Negotiators at COP27 have put “loss and damage” — a.k.a. “reparations” — on the agenda, too. The idea is that wealthy nations, which developed their wealth using hydrocarbon energy and therefore are to blame for global warming and the increased numbers and intensity of extreme weather events, owe developing nations financial assistance as they deal with climate disasters.
In case you hadn’t heard, radical environmentalists and their globalist, “Great Reset” allies, people I like to call “climate cops,” are holding their annual doom-fest. The 27th “Conference of the Parties,” or COP, of the UN Framework Convention on Climate Change started November 6 in Sharm el-Sheikh, Egypt, and has drawn some 40,000 participants from pretty much every country in the world. It’s set to last two weeks.
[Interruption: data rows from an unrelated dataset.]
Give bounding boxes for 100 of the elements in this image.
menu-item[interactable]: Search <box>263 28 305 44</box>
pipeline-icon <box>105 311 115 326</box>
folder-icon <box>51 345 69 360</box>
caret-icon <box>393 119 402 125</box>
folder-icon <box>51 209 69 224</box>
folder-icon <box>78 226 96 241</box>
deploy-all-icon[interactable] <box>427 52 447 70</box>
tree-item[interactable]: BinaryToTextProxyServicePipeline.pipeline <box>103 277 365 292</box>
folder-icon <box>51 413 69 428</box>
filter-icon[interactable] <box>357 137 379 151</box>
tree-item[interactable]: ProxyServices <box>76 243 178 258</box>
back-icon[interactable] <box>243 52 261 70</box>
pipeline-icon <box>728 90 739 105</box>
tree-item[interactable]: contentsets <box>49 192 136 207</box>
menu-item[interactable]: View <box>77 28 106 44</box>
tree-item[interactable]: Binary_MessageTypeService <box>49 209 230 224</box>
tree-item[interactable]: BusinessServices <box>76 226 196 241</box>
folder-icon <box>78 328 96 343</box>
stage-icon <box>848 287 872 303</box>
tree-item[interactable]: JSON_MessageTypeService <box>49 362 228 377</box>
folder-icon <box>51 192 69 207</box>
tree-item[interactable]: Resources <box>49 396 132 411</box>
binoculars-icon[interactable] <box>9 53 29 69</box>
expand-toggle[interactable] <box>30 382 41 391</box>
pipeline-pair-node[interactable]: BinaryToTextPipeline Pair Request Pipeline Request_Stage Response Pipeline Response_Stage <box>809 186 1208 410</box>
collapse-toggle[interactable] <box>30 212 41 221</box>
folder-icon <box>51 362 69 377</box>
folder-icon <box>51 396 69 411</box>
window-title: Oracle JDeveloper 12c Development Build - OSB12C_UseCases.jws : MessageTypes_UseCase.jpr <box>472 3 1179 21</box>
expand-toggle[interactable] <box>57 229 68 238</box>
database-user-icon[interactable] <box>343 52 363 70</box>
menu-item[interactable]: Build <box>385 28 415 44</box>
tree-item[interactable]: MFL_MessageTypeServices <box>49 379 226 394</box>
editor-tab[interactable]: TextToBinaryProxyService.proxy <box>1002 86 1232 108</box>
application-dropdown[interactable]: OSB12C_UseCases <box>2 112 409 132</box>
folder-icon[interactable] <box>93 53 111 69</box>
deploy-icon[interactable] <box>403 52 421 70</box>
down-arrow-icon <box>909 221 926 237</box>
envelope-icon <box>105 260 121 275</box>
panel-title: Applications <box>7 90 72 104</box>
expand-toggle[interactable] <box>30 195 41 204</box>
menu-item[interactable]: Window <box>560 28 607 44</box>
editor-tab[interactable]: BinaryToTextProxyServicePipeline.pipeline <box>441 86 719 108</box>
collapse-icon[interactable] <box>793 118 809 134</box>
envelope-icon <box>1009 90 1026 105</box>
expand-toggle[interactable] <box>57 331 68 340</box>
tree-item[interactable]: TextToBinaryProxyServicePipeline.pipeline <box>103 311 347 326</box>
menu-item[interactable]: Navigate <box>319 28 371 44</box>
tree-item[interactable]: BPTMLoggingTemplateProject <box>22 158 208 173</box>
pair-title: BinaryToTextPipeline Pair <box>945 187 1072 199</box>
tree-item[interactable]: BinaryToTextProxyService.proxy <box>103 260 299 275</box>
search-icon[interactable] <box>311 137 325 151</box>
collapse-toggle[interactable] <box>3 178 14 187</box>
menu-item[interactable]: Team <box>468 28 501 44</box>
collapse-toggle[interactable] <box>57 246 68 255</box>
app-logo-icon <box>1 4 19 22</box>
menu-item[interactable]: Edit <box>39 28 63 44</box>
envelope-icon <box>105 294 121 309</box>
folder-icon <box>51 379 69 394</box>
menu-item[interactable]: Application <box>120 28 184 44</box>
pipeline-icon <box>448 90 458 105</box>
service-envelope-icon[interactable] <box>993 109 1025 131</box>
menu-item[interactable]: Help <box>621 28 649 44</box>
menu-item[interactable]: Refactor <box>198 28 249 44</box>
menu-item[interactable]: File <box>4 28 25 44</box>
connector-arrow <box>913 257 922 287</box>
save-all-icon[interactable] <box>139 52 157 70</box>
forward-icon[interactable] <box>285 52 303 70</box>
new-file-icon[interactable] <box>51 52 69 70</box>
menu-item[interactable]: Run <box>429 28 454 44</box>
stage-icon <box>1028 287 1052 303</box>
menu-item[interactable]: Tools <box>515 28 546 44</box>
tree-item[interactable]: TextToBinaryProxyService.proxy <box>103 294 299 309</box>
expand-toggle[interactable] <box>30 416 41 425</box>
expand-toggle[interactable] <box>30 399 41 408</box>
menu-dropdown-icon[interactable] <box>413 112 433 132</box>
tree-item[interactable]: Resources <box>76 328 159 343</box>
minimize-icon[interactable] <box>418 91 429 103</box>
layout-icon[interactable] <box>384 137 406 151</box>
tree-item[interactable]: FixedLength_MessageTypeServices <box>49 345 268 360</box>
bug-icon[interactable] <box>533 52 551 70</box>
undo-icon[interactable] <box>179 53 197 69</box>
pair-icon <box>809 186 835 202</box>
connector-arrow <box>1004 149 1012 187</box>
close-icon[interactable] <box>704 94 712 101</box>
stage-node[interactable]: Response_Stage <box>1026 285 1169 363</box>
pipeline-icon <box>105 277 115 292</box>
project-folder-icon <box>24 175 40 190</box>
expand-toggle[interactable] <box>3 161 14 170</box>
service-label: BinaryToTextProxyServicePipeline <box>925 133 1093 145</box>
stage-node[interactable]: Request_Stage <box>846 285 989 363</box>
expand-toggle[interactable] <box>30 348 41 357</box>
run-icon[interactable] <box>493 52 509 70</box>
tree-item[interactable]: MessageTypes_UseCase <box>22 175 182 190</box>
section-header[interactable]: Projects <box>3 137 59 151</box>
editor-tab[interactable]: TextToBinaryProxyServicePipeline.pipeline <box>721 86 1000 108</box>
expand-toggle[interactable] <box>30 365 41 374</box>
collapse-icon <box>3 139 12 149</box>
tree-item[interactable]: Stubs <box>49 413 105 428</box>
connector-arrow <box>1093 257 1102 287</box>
True to form, organizers are using it as another opportunity to demand global action to fight catastrophic anthropogenic global warming (CAGW). Cornwall Alliance will comment from time to time about this COP, as we’ve done about previous ones.
The Associated Press reported on its first day that COP27 was taking place “amid a multitude of competing crises, including the war in Ukraine, high inflation, food shortages and an energy crunch.” Every one of these competing crises, including even the war in Ukraine, is in part a consequence of the very climate and energy policies promoted for the last three decades, and every one of them is exacerbated even now by exactly those policies.
Prodded by past COPs, developed countries have rushed to substitute wind and solar energy for abundant, reliable, affordable hydrocarbon energy. The result, predicted by critics, has been higher energy prices and, simultaneously, increasingly fragile energy infrastructures, especially in Europe. Those fragile, poorly supplied energy infrastructures led to European nations’ growing reliance on Russia for natural gas. That dependence, in turn, led to Russian President Vladimir Putin’s calculating that the risk that Europe would respond militarily to an invasion of Ukraine was slim — and he was right. European nations’ support for Ukraine has been tepid compared with the nearly $20 billion in aid the United States has given.
Meanwhile, pressured by developed nations, many developing nations have been forced to rely increasingly on wind and solar rather than fossil fuels, slowing their economic growth and prolonging poverty for their billions of people. That makes those nations vulnerable to the oil and gas price shocks that came with the war in Ukraine.